# Aqua Wax



## Edinburra (Aug 19, 2016)

Have just used Auto Glym Aqua Wax after a wash. (Snow Foam, AG Shampoo) Really pleased with ease of application and how well it spreads and subsequently waxes the surface. 
Anybody have experience of long/longer term use of this easy on product?


----------



## Shug750S (Feb 6, 2012)

Used this stuff for years. Easy to apply, spray on, wipe off and buff. Gives a good beading for a couple of weeks.

Love the bubblegum smell too...


----------



## Reasty (Feb 6, 2015)

Used it a a few times now on the tts and always gives good results especially on the darker colours and is super easy to use,is a god send in the warmer weather whilst washing the car as it eliminates water marks where the water is drying too quickly,leaving a streak free glossy paint surface,gets a thumbs up from me! 8)


----------



## Tiger Feet (Mar 1, 2017)

Another fan here. Im not one for spending hours detailing. The quicker its done the better - and this does just that


----------



## Gren (Jul 25, 2002)

Same here. Used it for 3-4 years. Takes no longer than shammying the car which with the hard water around here is essential


----------



## ROBH49 (Jun 13, 2013)

I`ve been using this stuff since I read this thread a while back, all`s I can say is its fantastic and takes no time at all to apply so cheers for the heads up, what a great find. :wink: :wink:

At least it will do until I can get the time to get the car ceramic coated. :lol:


----------



## debonair (Jun 5, 2014)

Another fan here. This stuff is amazing.


----------



## 90TJM (Sep 30, 2013)

I only use shampoo and Aqua Wax on both our cars and often get comments "how do you keep your cars so clean."Very good product.


----------



## Allspeed (Oct 7, 2016)

Never heard of it till now, just watched a you tube vid. Looks good, getting a bottle come payday


----------



## Matrix (Apr 11, 2016)

Edinburra said:


> Have just used Auto Glym Aqua Wax after a wash. (Snow Foam, AG Shampoo) Really pleased with ease of application and how well it spreads and subsequently waxes the surface.
> Anybody have experience of long/longer term use of this easy on product?

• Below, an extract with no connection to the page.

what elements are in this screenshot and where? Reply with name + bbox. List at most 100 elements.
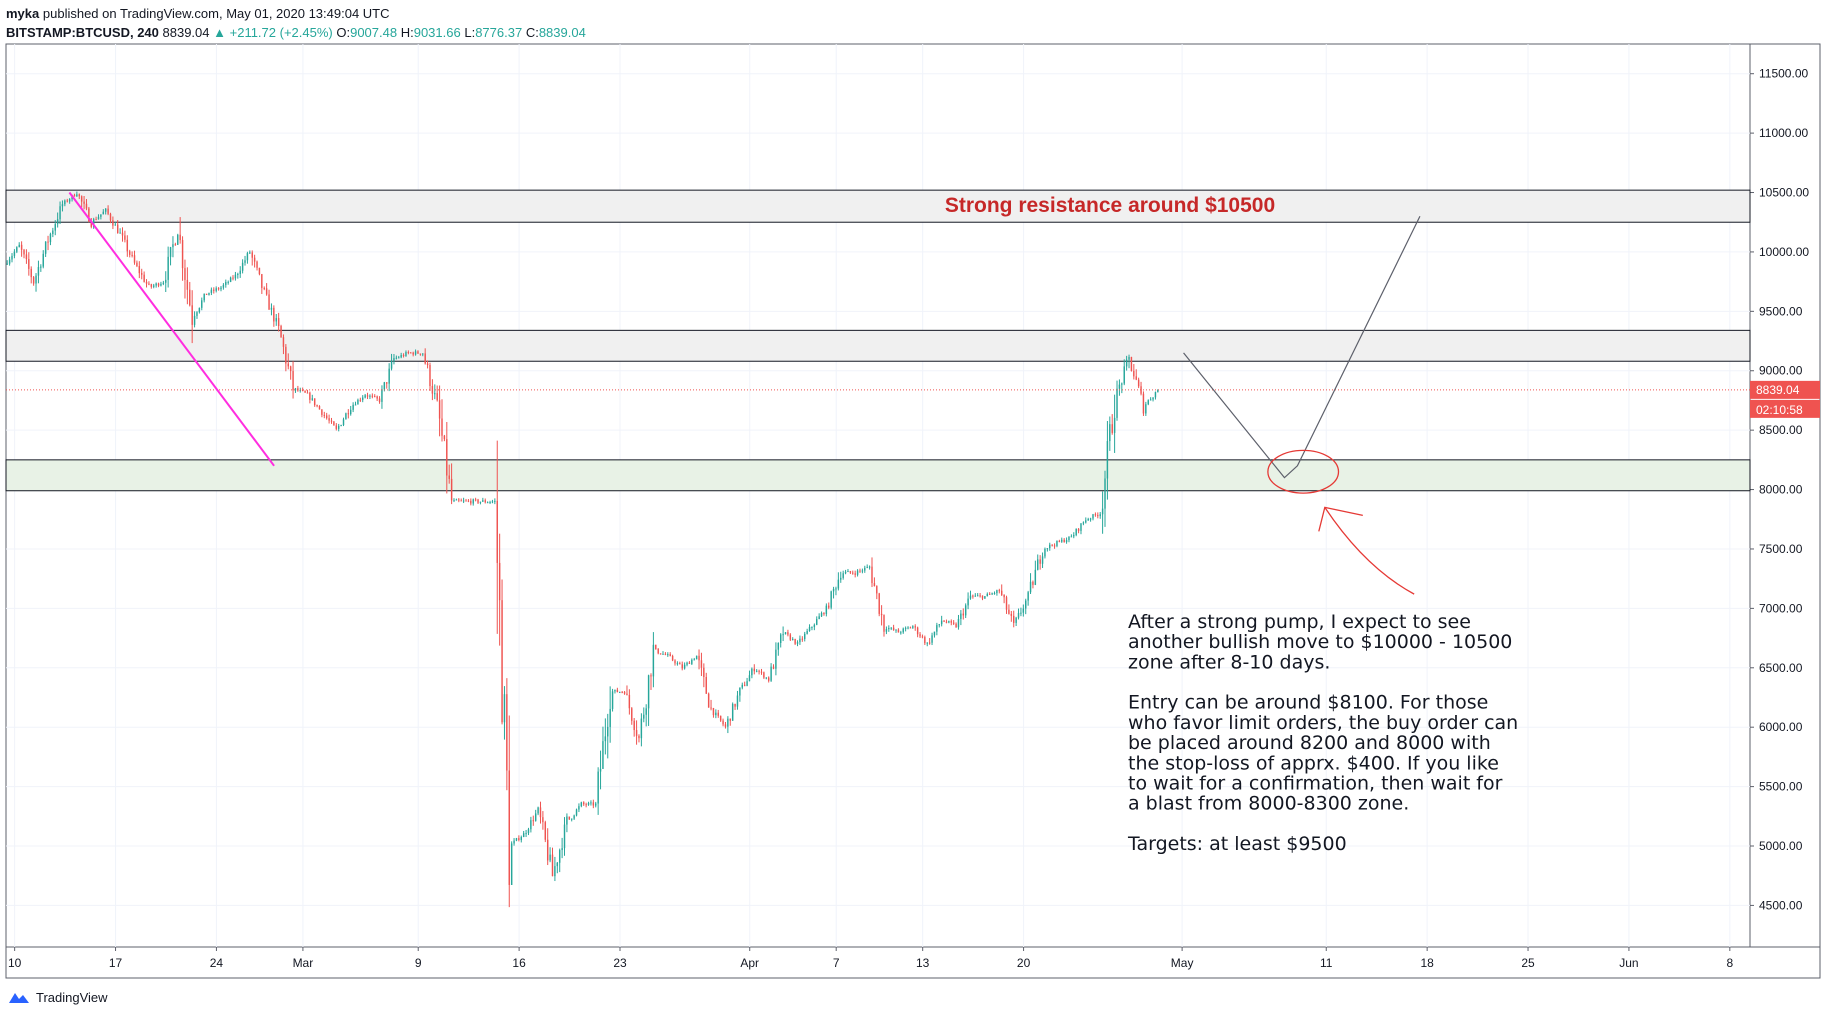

Either I am doing this wrong or snow foam is definitely over rated.
I have just ordered some aqua wax hoping to reduce water marks. Is it as easy as spraying it on wet paint & wiping it off?


----------



## SeanH (Oct 18, 2017)

Hmm I have it in the Autoglym bag but never used it. May give it a try this weekend!


----------



## Allspeed (Oct 7, 2016)

Used this today for the first time. Not on the TT but a pearl white car. Its a car thats kept clean but only gets waxed once a year.
The product is easy to apply and even on the 3 stage white gave a real improvement in finish.

TT next then  
Good product


----------



## Allspeed (Oct 7, 2016)

Used on the TT today, not as dramatic improvement on a pampered car as it was on my wife's and sons cars. Neither of which are ever waxed.

Is a good product though if your not a waxing freak like me [smiley=bomb.gif]


----------